I played this game one month before, and found the ending is depressing. Sam just delayed the inevitable, what's the point of avoid facing the problem, rather than soving it. 
What you guys think about the ending, dose there any solution to the inevitable distinction of humanity？


----------



## alexvss (Jan 24, 2021)

Two words for you: Princess Beach.





HA HA just kidding. I don't remember it clearly, but I agree with the fact that we must always fight. We have a saying here, "Hope is the last one to die." But I also think we should fight even without hope. You can't just sit and do nothing while the bad guys do their thing.
Another saying to you, "A good soldier dies firing".


----------



## 彐ildHunter (Jan 24, 2021)

alexvss said:


> Two words for you: Princess Beach.
> 
> 
> 
> ...


A sad fact: I could not open the youtube website due to the Internet Greatwall of our country.


----------



## alexvss (Jan 24, 2021)

彐ildHunter said:


> A sad fact: I could not open the youtube website due to the Internet Greatwall of our country.

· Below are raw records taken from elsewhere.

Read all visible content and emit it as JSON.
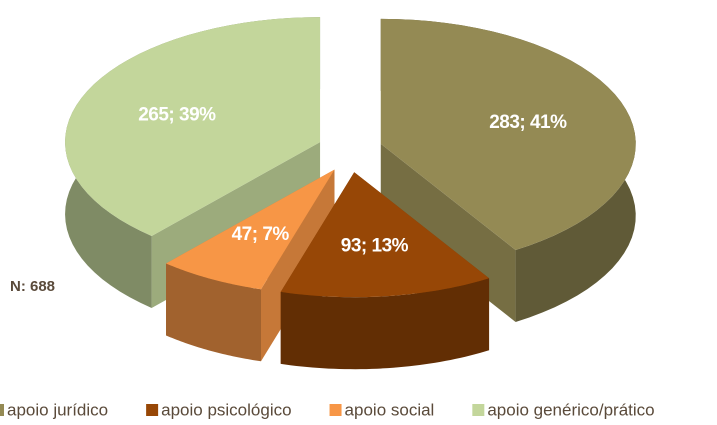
{
  "chart_data": {
    "type": "pie",
    "categories": [
      "apoio jurídico",
      "apoio psicológico",
      "apoio social",
      "apoio genérico/prático"
    ],
    "values": [
      283,
      93,
      47,
      265
    ],
    "value_labels": [
      "283; 41%",
      "93; 13%",
      "47; 7%",
      "265; 39%"
    ],
    "colors": [
      "#948a54",
      "#974706",
      "#f79646",
      "#c3d69b"
    ],
    "annotation": "N: 688",
    "legend": "bottom"
  }
}
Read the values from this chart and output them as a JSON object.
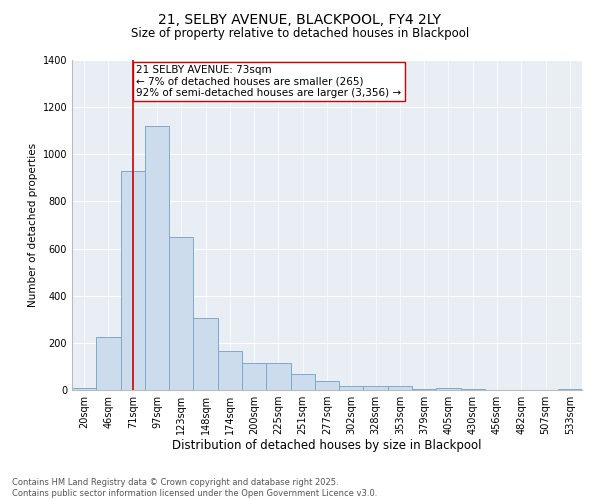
{
  "title": "21, SELBY AVENUE, BLACKPOOL, FY4 2LY",
  "subtitle": "Size of property relative to detached houses in Blackpool",
  "xlabel": "Distribution of detached houses by size in Blackpool",
  "ylabel": "Number of detached properties",
  "bar_labels": [
    "20sqm",
    "46sqm",
    "71sqm",
    "97sqm",
    "123sqm",
    "148sqm",
    "174sqm",
    "200sqm",
    "225sqm",
    "251sqm",
    "277sqm",
    "302sqm",
    "328sqm",
    "353sqm",
    "379sqm",
    "405sqm",
    "430sqm",
    "456sqm",
    "482sqm",
    "507sqm",
    "533sqm"
  ],
  "bar_heights": [
    10,
    225,
    930,
    1120,
    650,
    305,
    165,
    115,
    115,
    70,
    40,
    15,
    15,
    15,
    5,
    10,
    3,
    2,
    2,
    0,
    3
  ],
  "bar_color": "#ccdcec",
  "bar_edgecolor": "#7aabcc",
  "vline_x_index": 2,
  "vline_color": "#cc0000",
  "annotation_text": "21 SELBY AVENUE: 73sqm\n← 7% of detached houses are smaller (265)\n92% of semi-detached houses are larger (3,356) →",
  "annotation_box_edgecolor": "#cc0000",
  "annotation_fontsize": 7.5,
  "ylim": [
    0,
    1400
  ],
  "yticks": [
    0,
    200,
    400,
    600,
    800,
    1000,
    1200,
    1400
  ],
  "bg_color": "#e8eef4",
  "grid_color": "#ffffff",
  "footer_line1": "Contains HM Land Registry data © Crown copyright and database right 2025.",
  "footer_line2": "Contains public sector information licensed under the Open Government Licence v3.0.",
  "title_fontsize": 10,
  "subtitle_fontsize": 8.5,
  "xlabel_fontsize": 8.5,
  "ylabel_fontsize": 7.5,
  "tick_fontsize": 7,
  "footer_fontsize": 6
}
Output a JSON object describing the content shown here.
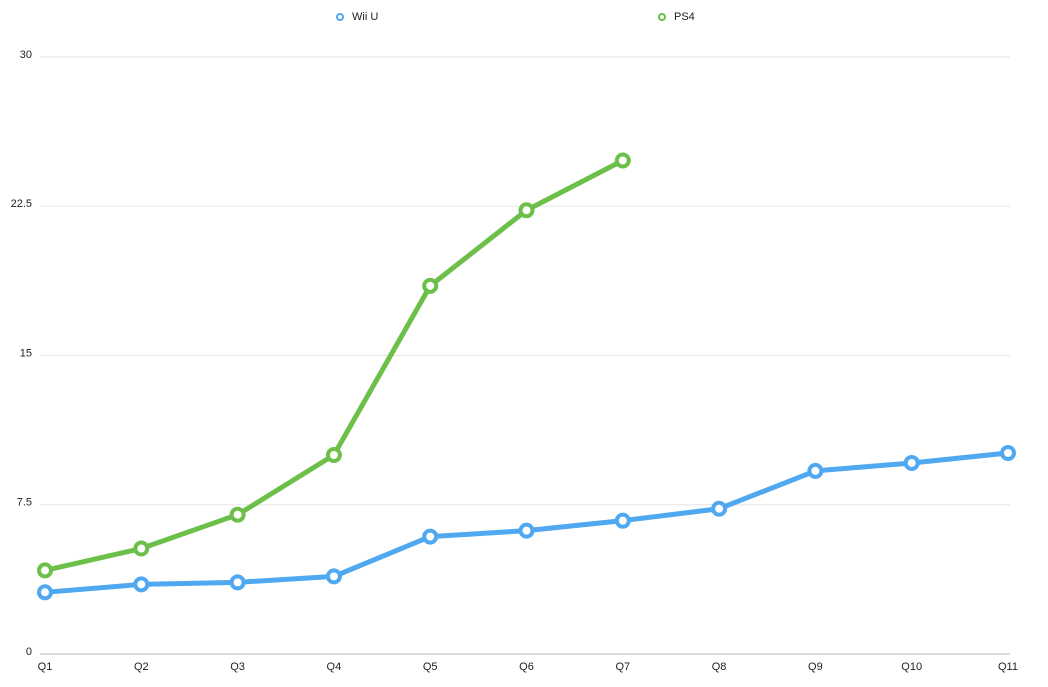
{
  "chart_data": {
    "type": "line",
    "categories": [
      "Q1",
      "Q2",
      "Q3",
      "Q4",
      "Q5",
      "Q6",
      "Q7",
      "Q8",
      "Q9",
      "Q10",
      "Q11"
    ],
    "series": [
      {
        "name": "Wii U",
        "color": "#4fa8f0",
        "values": [
          3.1,
          3.5,
          3.6,
          3.9,
          5.9,
          6.2,
          6.7,
          7.3,
          9.2,
          9.6,
          10.1
        ]
      },
      {
        "name": "PS4",
        "color": "#6cc04a",
        "values": [
          4.2,
          5.3,
          7.0,
          10.0,
          18.5,
          22.3,
          24.8,
          null,
          null,
          null,
          null
        ]
      }
    ],
    "ylim": [
      0,
      30
    ],
    "yticks": [
      0,
      7.5,
      15,
      22.5,
      30
    ],
    "grid": true,
    "legend": "top"
  }
}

Oh! So I'll describe it for you, if you don't remember: a youtuber laughs of the pun with Mario and Princess Peach.

I've been thinking about this thread. I'll have to say that I disagree if your opinion on the ending. I don't think the ending is depressing. The game overall is depressing, but the ending has some hope in it. The guy from The Walking Dead defeats the bad guys, the U.S. is united again and the masked guy becomes the president. It's hopeful.


----------



## Rodders (Sep 9, 2021)

I thought I'd bump this as I started playing Death Stranding over the weekend. Anyone else playing? 

I'm nowhere near the end and so far I've played just over five hours and am having some trouble getting wholly into it, but I am finding the story intriguing, if a little weird and dark in tone which makes me want to stick it out. I'm looking forward to getting my bike and I'm pleased to see that it gets a little shooty later on in the game.


----------